Why Investors are Moving Into Co-Living
Global funding in this residential segment has increased by more than 210 percent annually since 2015, according to JLL's David Martin.
Rising prices in America’s major cities have seen dorm-like communal living become more commonplace well into adulthood, and investors are taking note.
Global funding in the co-living space has increased by more than 210 percent annually since 2015, totaling more than US$3.2 billion, according to JLL. So far this year, $800 million has been secured, with $283 million in the pipeline, the data shows.
The co-living concept has moved from a small group of apartments with rooms and common areas to an asset class with amenities that resemble conventional Class-A multifamily or student housing sectors.
“In a very short period of time, a whole new class of multifamily residential assets entered the market,” my colleague Shawn Lambert, an analyst focused on investor research at JLL, told me. “The sector is receiving a lot of interest.”
The housing connection
Although co-living is deemed most suitable for young professionals, operators target a wide demographic. Ideally, residents are between the ages of 25 and 50 and earn $40,000 to $90,000 a year, says Lambert.
Crucially, they also may not be able to afford their own one-bedroom apartments in America’s increasingly expensive cities.
The co-living trend is absolutely tied to affordability in major markets. We’re seeing rapid growth in cities that are economically prosperous, particularly gateway and unaffordable markets, so there’s a change in the ideology of residents there.
The lack of affordability is typically more acute for younger generations—the target demographic for co-living operators.
“They connect with the ideology that you don’t need to sacrifice nice finishes and location—just change the way you’re living,” Lambert told me.

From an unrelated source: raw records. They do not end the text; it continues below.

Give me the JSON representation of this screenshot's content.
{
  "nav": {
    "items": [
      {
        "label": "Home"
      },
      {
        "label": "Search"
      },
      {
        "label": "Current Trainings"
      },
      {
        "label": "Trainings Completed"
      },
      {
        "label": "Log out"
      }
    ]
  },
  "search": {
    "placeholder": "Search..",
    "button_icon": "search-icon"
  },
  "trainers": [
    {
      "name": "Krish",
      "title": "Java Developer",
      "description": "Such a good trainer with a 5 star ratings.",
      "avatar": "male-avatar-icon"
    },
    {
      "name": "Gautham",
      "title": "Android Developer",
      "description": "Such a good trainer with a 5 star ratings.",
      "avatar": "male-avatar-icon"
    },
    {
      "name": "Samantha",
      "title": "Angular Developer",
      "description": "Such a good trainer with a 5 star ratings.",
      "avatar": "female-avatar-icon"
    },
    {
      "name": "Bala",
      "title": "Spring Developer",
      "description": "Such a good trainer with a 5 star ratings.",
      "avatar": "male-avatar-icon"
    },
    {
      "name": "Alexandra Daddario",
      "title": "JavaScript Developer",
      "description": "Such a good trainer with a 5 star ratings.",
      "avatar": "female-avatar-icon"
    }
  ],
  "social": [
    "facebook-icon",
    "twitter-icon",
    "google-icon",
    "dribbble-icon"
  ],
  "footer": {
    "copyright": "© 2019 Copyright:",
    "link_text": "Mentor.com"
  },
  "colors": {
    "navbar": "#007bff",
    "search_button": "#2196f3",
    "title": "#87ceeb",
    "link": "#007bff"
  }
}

Co-living operators are expanding in cities where average rents are far above average incomes. In the U.S., established operators like Common, Ollie and Medici specialize in denser communities of comparable quality to the kind of Class-A multifamily buildings in the same neighborhoods that can cost up to three times as much.
However, the established multifamily markets lacking affordability are not only found in the U.S., but also Germany, the UK, Hong Kong, and India, meaning that co-living space is set for rapid expansion globally.
Developing for the market
Residents have shown they are willing to pay a premium for the convenience of flexible lease terms, furnished units, housekeeping, fitness centers and coworking spaces, all in the one place and for the one price. This means that floorplates are increasingly dense—bedrooms can be as small as 100 square feet, said Lambert.
And investors are seeing the benefits of the economy of scale. In fact, the trend is spurring both ground-up development and leaseholds of large multifamily or office buildings in city centers.
At the moment, new ground-up co-living development accounts for about 60 percent of the market. That’s expected to rise given recent investments and desirability to build co-living at scale.
This is a big change as just a couple of years ago investors weren’t willing to pour $100 million into an untested asset class, and that volume of capital is needed to get a large-scale co-living asset off the ground in gateway markets.
But as co-living demand rises, more tested co-living operators can get to the table with major developers in early stages of development and discuss what tenancy, floorplates and returns would look like.
“This is truly a consolidated market for investment grade product,” Lambert said. “Investors are beginning to see co-living as a tested niche subsector, comparable to student housing.”